On the other hand, that doesn’t mean we’re going to get by without using a shovel all winter. In an average winter, snowfall in Ann Arbor usually totals about 52 inches.

This year, most of that snow is expected to arrive via the Alberta clipper, a type of storm that moves down from Canada and generally carries little moisture with it, normally dumping about 1 to 3 inches, Kines said.

“That’s not to say that you can’t at some point get half a foot of snow,” Kines said. “That can certainly happen.” It’s just unlikely that there will be very many such storms, Kines said.

As for temperature, that’s expected to be in the normal range, too, Kines said. In Ann Arbor, the average high for December is 35 and the average low is 23, according to data from the Weather Channel. In January, the averages are 31 and 18. By February the average high is back to 35, while the average low is 27.

Some parts of the country can expect more extreme weather, Kines said.

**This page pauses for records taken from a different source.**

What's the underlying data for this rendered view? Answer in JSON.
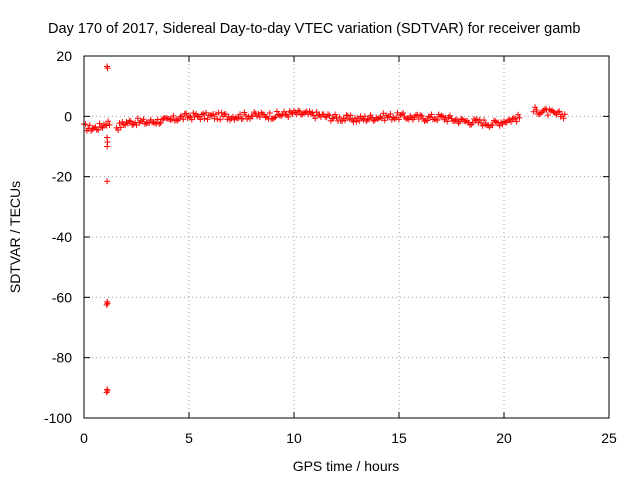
{
  "chart_data": {
    "type": "scatter",
    "title": "Day 170 of 2017, Sidereal Day-to-day VTEC variation (SDTVAR) for receiver gamb",
    "xlabel": "GPS time / hours",
    "ylabel": "SDTVAR / TECUs",
    "xlim": [
      0,
      25
    ],
    "ylim": [
      -100,
      20
    ],
    "xticks": [
      0,
      5,
      10,
      15,
      20,
      25
    ],
    "yticks": [
      -100,
      -80,
      -60,
      -40,
      -20,
      0,
      20
    ],
    "grid": true,
    "legend": "none",
    "marker": "plus",
    "color": "#ff0000",
    "outliers": [
      {
        "x": 1.1,
        "y": 16.5
      },
      {
        "x": 1.12,
        "y": 16.0
      },
      {
        "x": 1.1,
        "y": -7
      },
      {
        "x": 1.12,
        "y": -8.5
      },
      {
        "x": 1.1,
        "y": -10
      },
      {
        "x": 1.1,
        "y": -21.5
      },
      {
        "x": 1.1,
        "y": -61.5
      },
      {
        "x": 1.12,
        "y": -62.0
      },
      {
        "x": 1.08,
        "y": -62.5
      },
      {
        "x": 1.1,
        "y": -90.5
      },
      {
        "x": 1.12,
        "y": -91.0
      },
      {
        "x": 1.08,
        "y": -91.5
      }
    ],
    "trend": [
      {
        "x": 0.0,
        "y": -3.5
      },
      {
        "x": 0.3,
        "y": -4.0
      },
      {
        "x": 0.6,
        "y": -3.8
      },
      {
        "x": 0.9,
        "y": -3.0
      },
      {
        "x": 1.1,
        "y": -2.0
      },
      {
        "x": 1.6,
        "y": -3.5
      },
      {
        "x": 2.0,
        "y": -2.0
      },
      {
        "x": 2.5,
        "y": -1.8
      },
      {
        "x": 3.0,
        "y": -2.0
      },
      {
        "x": 3.5,
        "y": -1.5
      },
      {
        "x": 4.0,
        "y": -1.5
      },
      {
        "x": 4.5,
        "y": -0.5
      },
      {
        "x": 5.0,
        "y": 0.0
      },
      {
        "x": 6.0,
        "y": 0.0
      },
      {
        "x": 7.0,
        "y": 0.0
      },
      {
        "x": 8.0,
        "y": 0.3
      },
      {
        "x": 9.0,
        "y": 0.3
      },
      {
        "x": 10.0,
        "y": 1.0
      },
      {
        "x": 11.0,
        "y": 0.5
      },
      {
        "x": 12.0,
        "y": -0.5
      },
      {
        "x": 13.0,
        "y": -1.0
      },
      {
        "x": 14.0,
        "y": -0.2
      },
      {
        "x": 15.0,
        "y": 0.0
      },
      {
        "x": 16.0,
        "y": -0.5
      },
      {
        "x": 17.0,
        "y": -0.3
      },
      {
        "x": 18.0,
        "y": -1.5
      },
      {
        "x": 19.0,
        "y": -2.0
      },
      {
        "x": 19.5,
        "y": -2.5
      },
      {
        "x": 20.0,
        "y": -1.5
      },
      {
        "x": 20.7,
        "y": -0.5
      },
      {
        "x": 21.5,
        "y": 2.0
      },
      {
        "x": 22.0,
        "y": 1.5
      },
      {
        "x": 22.5,
        "y": 0.5
      },
      {
        "x": 22.9,
        "y": 0.5
      }
    ],
    "gaps": [
      [
        1.25,
        1.55
      ],
      [
        20.8,
        21.4
      ]
    ],
    "x_start": 0.0,
    "x_end": 22.9,
    "point_count": 340,
    "spread": 1.2
  }
}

AccuWeather is predicting some major storms for the East Coast and above average snowfall.

Here's hoping this year's forecast is more accurate than last year's, when AccuWeather predicted bitter cold, lots of snow and a late spring for southeast Michigan. After Ann Arbor enjoyed the fifth-warmest winter on record last year, AccuWeather said a long-range forecast can never be completely reliable.

“You can never predict what your accuracy is going to be," meteorologist Jack Boston said at the time. "It’s your best estimate of what you think will happen.”